We drove northeast from Ourzazate in a grand taxi with our LCF, Said. Before we even left the city limits we started bombarding him with questions. “What’s the word for ‘mother?’ ‘Father, sister, brother, son, daughter…?’ You get it. Words for our everyday relationships and surroundings, words for the things we knew we would want to say, or need to say….and we knew none of them. About halfway into the drive, Mohammed, our driver, commented to Said that ours was certainly a different group. Apparently the previous group had been very quiet. I guess those are the two ways to deal with panic – go silent or jabber.

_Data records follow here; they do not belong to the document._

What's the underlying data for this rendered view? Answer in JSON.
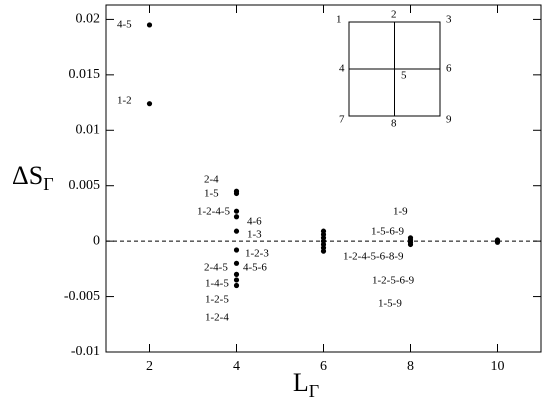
{
  "chart_data": {
    "type": "scatter",
    "ylabel": {
      "main": "ΔS",
      "sub": "Γ"
    },
    "xlabel": {
      "main": "L",
      "sub": "Γ"
    },
    "xlim": [
      1,
      11
    ],
    "xticks": [
      2,
      4,
      6,
      8,
      10
    ],
    "ylim": [
      -0.01,
      0.0213
    ],
    "yticks": [
      0.02,
      0.015,
      0.01,
      0.005,
      0,
      -0.005,
      -0.01
    ],
    "hline": 0,
    "color": "#000000",
    "x": [
      2,
      2,
      4,
      4,
      4,
      4,
      4,
      4,
      4,
      4,
      4,
      4,
      6,
      6,
      6,
      6,
      6,
      6,
      6,
      8,
      8,
      8,
      8,
      10,
      10,
      10
    ],
    "values": [
      0.0195,
      0.0124,
      0.0045,
      0.0043,
      0.0027,
      0.0022,
      0.0009,
      -0.0008,
      -0.002,
      -0.003,
      -0.0035,
      -0.004,
      0.0009,
      0.0006,
      0.0003,
      0,
      -0.0003,
      -0.0006,
      -0.0009,
      0.0003,
      0.0001,
      -0.0001,
      -0.0003,
      0.0001,
      0,
      -0.0001
    ],
    "annotations": [
      "4-5",
      "1-2",
      "2-4",
      "1-5",
      "1-2-4-5",
      "4-6",
      "1-3",
      "1-2-3",
      "2-4-5",
      "4-5-6",
      "1-4-5",
      "1-2-5",
      "1-2-4",
      "1-9",
      "1-5-6-9",
      "1-2-4-5-6-8-9",
      "1-2-5-6-9",
      "1-5-9"
    ],
    "inset_labels": [
      "1",
      "2",
      "3",
      "4",
      "5",
      "6",
      "7",
      "8",
      "9"
    ]
  }
}
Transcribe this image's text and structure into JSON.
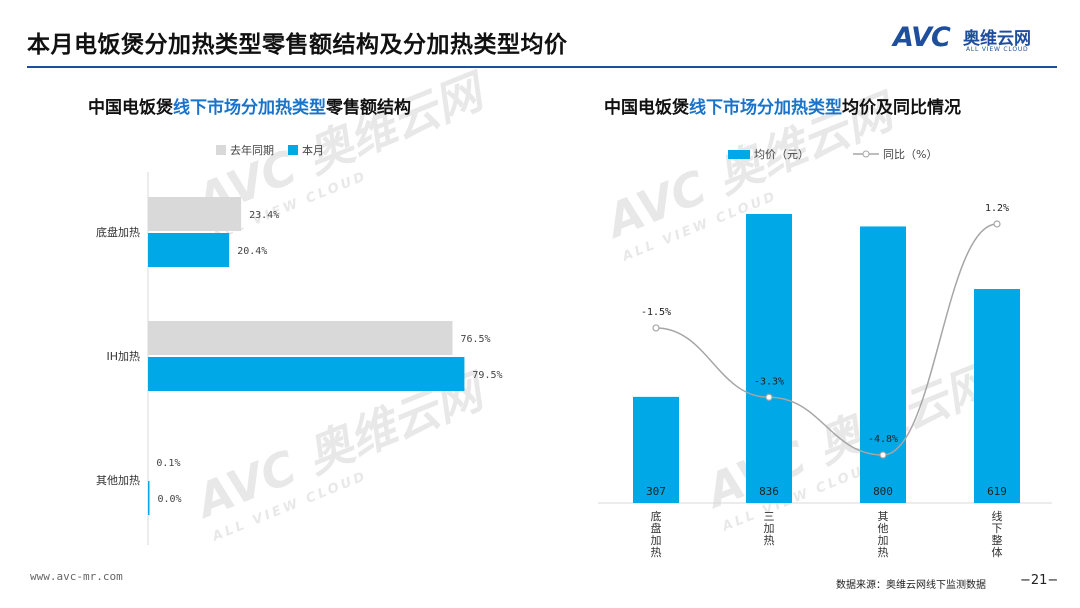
{
  "header": {
    "title": "本月电饭煲分加热类型零售额结构及分加热类型均价",
    "logo_mark": "AVC",
    "logo_cn": "奥维云网",
    "logo_en": "ALL VIEW CLOUD"
  },
  "watermark": {
    "mark": "AVC 奥维云网",
    "sub": "ALL VIEW CLOUD"
  },
  "left_panel": {
    "title_prefix": "中国电饭煲",
    "title_highlight": "线下市场分加热类型",
    "title_suffix": "零售额结构",
    "legend": [
      "去年同期",
      "本月"
    ]
  },
  "right_panel": {
    "title_prefix": "中国电饭煲",
    "title_highlight": "线下市场分加热类型",
    "title_suffix": "均价及同比情况",
    "legend": [
      "均价（元）",
      "同比（%）"
    ]
  },
  "colors": {
    "accent": "#00a8e8",
    "last_year": "#d9d9d9",
    "line": "#a6a6a6",
    "title_blue": "#1f4e9c",
    "highlight": "#1a73c9"
  },
  "chart_data": [
    {
      "type": "bar",
      "orientation": "horizontal",
      "title": "中国电饭煲线下市场分加热类型零售额结构",
      "categories": [
        "底盘加热",
        "IH加热",
        "其他加热"
      ],
      "series": [
        {
          "name": "去年同期",
          "values": [
            23.4,
            76.5,
            0.1
          ],
          "labels": [
            "23.4%",
            "76.5%",
            "0.1%"
          ],
          "color": "#d9d9d9"
        },
        {
          "name": "本月",
          "values": [
            20.4,
            79.5,
            0.0
          ],
          "labels": [
            "20.4%",
            "79.5%",
            "0.0%"
          ],
          "color": "#00a8e8"
        }
      ],
      "xlim": [
        0,
        100
      ],
      "legend": "top"
    },
    {
      "type": "bar+line",
      "title": "中国电饭煲线下市场分加热类型均价及同比情况",
      "categories": [
        "底盘加热",
        "三加热",
        "其他加热",
        "线下整体"
      ],
      "series": [
        {
          "name": "均价（元）",
          "type": "bar",
          "values": [
            307,
            836,
            800,
            619
          ],
          "labels": [
            "307",
            "836",
            "800",
            "619"
          ],
          "color": "#00a8e8"
        },
        {
          "name": "同比（%）",
          "type": "line",
          "values": [
            -1.5,
            -3.3,
            -4.8,
            1.2
          ],
          "labels": [
            "-1.5%",
            "-3.3%",
            "-4.8%",
            "1.2%"
          ],
          "color": "#a6a6a6"
        }
      ],
      "ylim_bar": [
        0,
        900
      ],
      "ylim_line": [
        -5.5,
        1.8
      ],
      "legend": "top"
    }
  ],
  "footer": {
    "url": "www.avc-mr.com",
    "source": "数据来源：奥维云网线下监测数据",
    "page": "−21−"
  }
}
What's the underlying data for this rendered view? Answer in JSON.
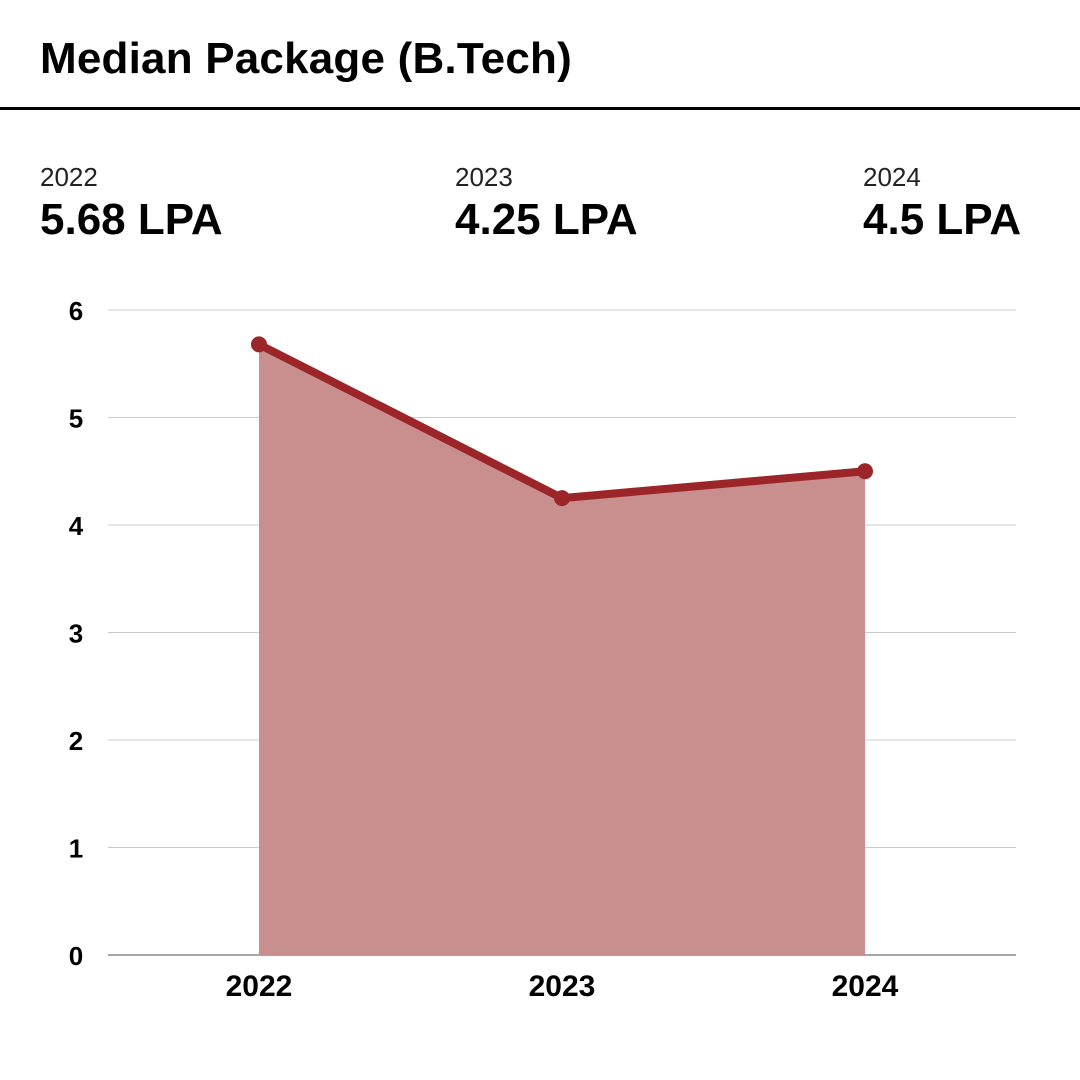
{
  "header": {
    "title": "Median Package (B.Tech)"
  },
  "stats": [
    {
      "year": "2022",
      "value": "5.68 LPA"
    },
    {
      "year": "2023",
      "value": "4.25 LPA"
    },
    {
      "year": "2024",
      "value": "4.5 LPA"
    }
  ],
  "chart_data": {
    "type": "area",
    "title": "",
    "xlabel": "",
    "ylabel": "",
    "categories": [
      "2022",
      "2023",
      "2024"
    ],
    "values": [
      5.68,
      4.25,
      4.5
    ],
    "ylim": [
      0,
      6
    ],
    "yticks": [
      0,
      1,
      2,
      3,
      4,
      5,
      6
    ],
    "grid": true,
    "legend": "none",
    "colors": {
      "line": "#9b2528",
      "fill": "#c98f8f",
      "grid": "#cccccc",
      "axis": "#888888"
    }
  }
}
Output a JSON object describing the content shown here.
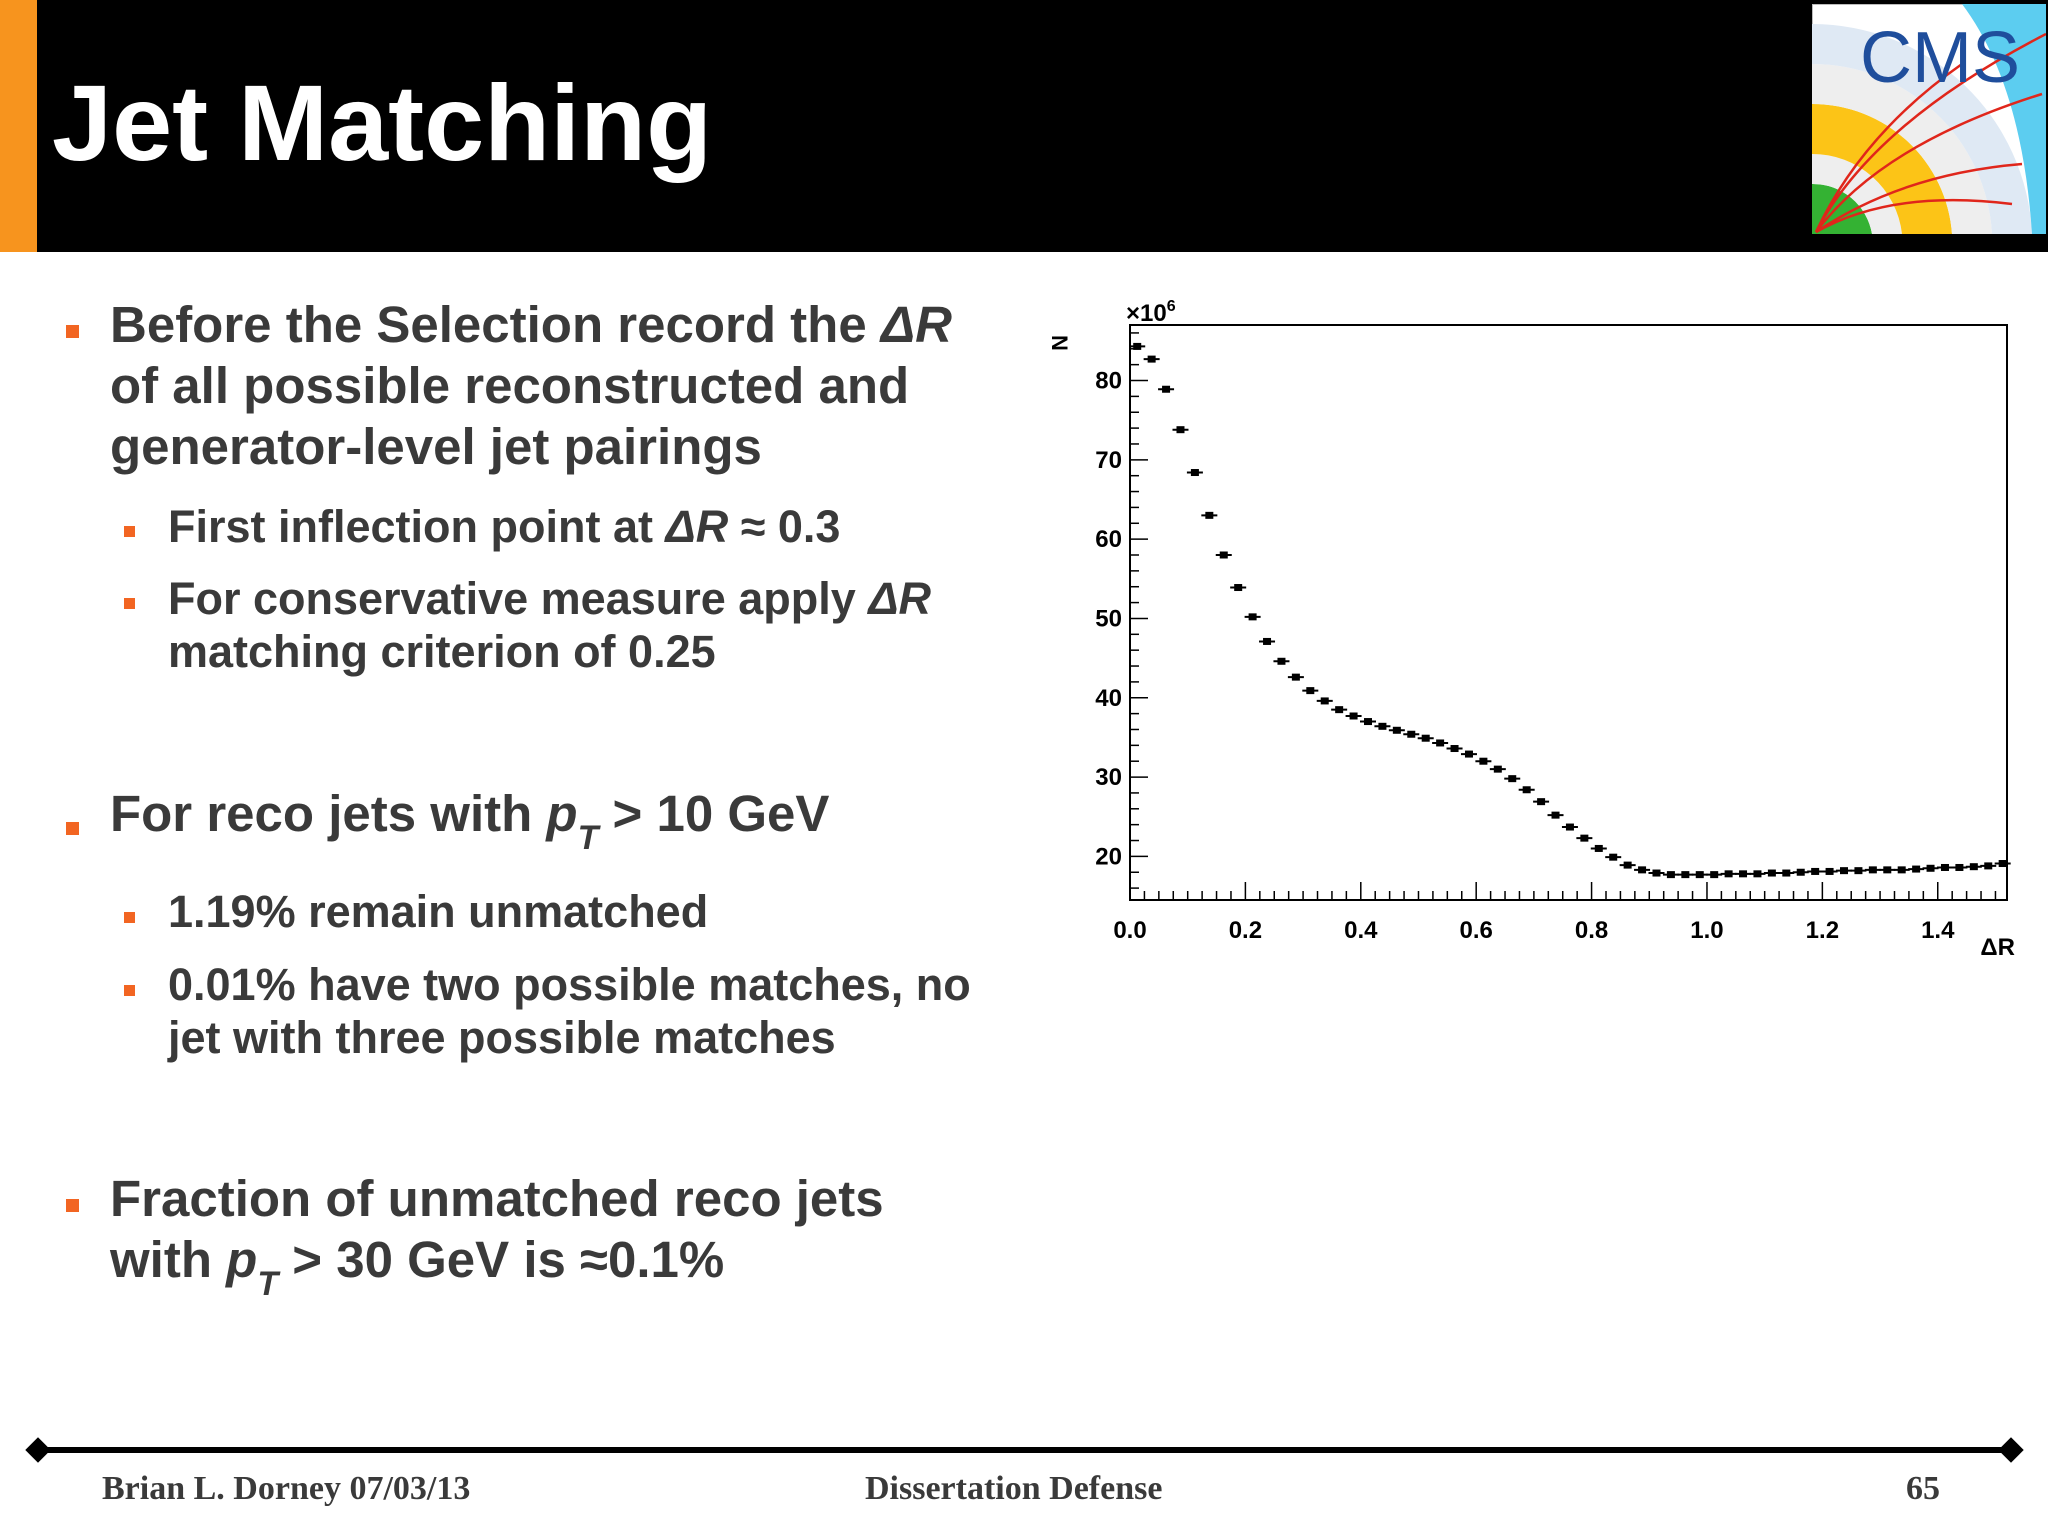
{
  "slide": {
    "title": "Jet Matching"
  },
  "bullets": {
    "b1_line1_pre": "Before the Selection record the ",
    "b1_dr": "ΔR",
    "b1_line2": "of all possible reconstructed and",
    "b1_line3": "generator-level jet pairings",
    "s1_pre": "First inflection point at ",
    "s1_dr": "ΔR",
    "s1_post": " ≈ 0.3",
    "s2_pre": "For conservative measure apply ",
    "s2_dr": "ΔR",
    "s2_line2": "matching criterion of 0.25",
    "b2_pre": "For reco jets with ",
    "b2_p": "p",
    "b2_t": "T",
    "b2_post": " > 10 GeV",
    "s3": "1.19% remain unmatched",
    "s4_line1": "0.01% have two possible matches, no",
    "s4_line2": "jet with three possible matches",
    "b3_line1": "Fraction of unmatched reco jets",
    "b3_pre": "with ",
    "b3_p": "p",
    "b3_t": "T",
    "b3_post": " > 30 GeV is ≈0.1%"
  },
  "logo": {
    "text": "CMS"
  },
  "footer": {
    "author_date": "Brian L. Dorney 07/03/13",
    "event": "Dissertation Defense",
    "page": "65"
  },
  "chart_data": {
    "type": "scatter",
    "xlabel": "ΔR",
    "ylabel": "N",
    "y_multiplier_label": "×10",
    "y_multiplier_exp": "6",
    "xlim": [
      0.0,
      1.52
    ],
    "ylim": [
      14.5,
      87
    ],
    "x_ticks": [
      "0.0",
      "0.2",
      "0.4",
      "0.6",
      "0.8",
      "1.0",
      "1.2",
      "1.4"
    ],
    "x_tick_values": [
      0.0,
      0.2,
      0.4,
      0.6,
      0.8,
      1.0,
      1.2,
      1.4
    ],
    "y_ticks": [
      "20",
      "30",
      "40",
      "50",
      "60",
      "70",
      "80"
    ],
    "y_tick_values": [
      20,
      30,
      40,
      50,
      60,
      70,
      80
    ],
    "series": [
      {
        "x": [
          0.0125,
          0.0375,
          0.0625,
          0.0875,
          0.1125,
          0.1375,
          0.1625,
          0.1875,
          0.2125,
          0.2375,
          0.2625,
          0.2875,
          0.3125,
          0.3375,
          0.3625,
          0.3875,
          0.4125,
          0.4375,
          0.4625,
          0.4875,
          0.5125,
          0.5375,
          0.5625,
          0.5875,
          0.6125,
          0.6375,
          0.6625,
          0.6875,
          0.7125,
          0.7375,
          0.7625,
          0.7875,
          0.8125,
          0.8375,
          0.8625,
          0.8875,
          0.9125,
          0.9375,
          0.9625,
          0.9875,
          1.0125,
          1.0375,
          1.0625,
          1.0875,
          1.1125,
          1.1375,
          1.1625,
          1.1875,
          1.2125,
          1.2375,
          1.2625,
          1.2875,
          1.3125,
          1.3375,
          1.3625,
          1.3875,
          1.4125,
          1.4375,
          1.4625,
          1.4875,
          1.5125
        ],
        "y": [
          84.3,
          82.7,
          78.9,
          73.8,
          68.4,
          63.0,
          58.0,
          53.9,
          50.2,
          47.1,
          44.6,
          42.6,
          40.9,
          39.6,
          38.5,
          37.7,
          37.0,
          36.4,
          35.9,
          35.4,
          34.9,
          34.3,
          33.6,
          32.9,
          32.0,
          31.0,
          29.8,
          28.4,
          26.9,
          25.2,
          23.7,
          22.3,
          21.0,
          19.9,
          18.9,
          18.3,
          17.9,
          17.7,
          17.7,
          17.7,
          17.7,
          17.8,
          17.8,
          17.8,
          17.9,
          17.9,
          18.0,
          18.1,
          18.1,
          18.2,
          18.2,
          18.3,
          18.3,
          18.3,
          18.4,
          18.5,
          18.6,
          18.6,
          18.7,
          18.8,
          19.1
        ]
      }
    ]
  }
}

We talked non-stop, so that before we knew it we were in Qalaa, our souq town. We got out there and did some shopping – soap, toilet paper, and kitchen supplies. Also tubing and a valve for butagaz (butane?) the fuel that is used here. Apparently, we are going to have a shower with warm water in the LCF house – the first group to get such a luxury, according to Said.
From Qalaa, we turned onto a dirt road. The roads up to this time had been very good, but the road to our village is a two-track, and the going was slow, and not just because of the dump truck ahead of us spinning up dust. We’re in a rocky desert here, and we seemed to go up and down and around, every now and then pulling to the side so that another vehicle could squeeze by going in the other direction. After passing through several other villages, we finally arrived in our training village, wound along some rugged streets and pulled up in front of the LCF house.
Mohammed, the landlord greeted us warmly, and led us into his house. From the entryway, he took us through an open courtyard into a long, narrow room with carpets on the floor and pillows against the wall. We sat down and were treated to our first experience of tea. As soon as he had passed the glasses around and we had all taken a sip or two, the landlord’s wife came in, greeted us, and began asking our names. At the very first one – Ryan - she repeated it, thought about a moment, shook her head, No, and said, “Brahim.” She then went around to the rest and at each one gave us a new name – Nicole – “Najat”; Emma – “Amal”; Lindsey – “Zizi”; Jim – ” Jamal (جمال).
By this time, several other people had come into the room and sat down. The fellow next to me, a young man about 30, turned to me and said, “Jamal, my name is Hussain. You are my brother.” And in a few more minutes, I went off to my new home where I am known as Jamal.
I'll tell you about my home, my family and my town in future posts, but for now, just know that it's all good l-hamdullah (thanks be to God).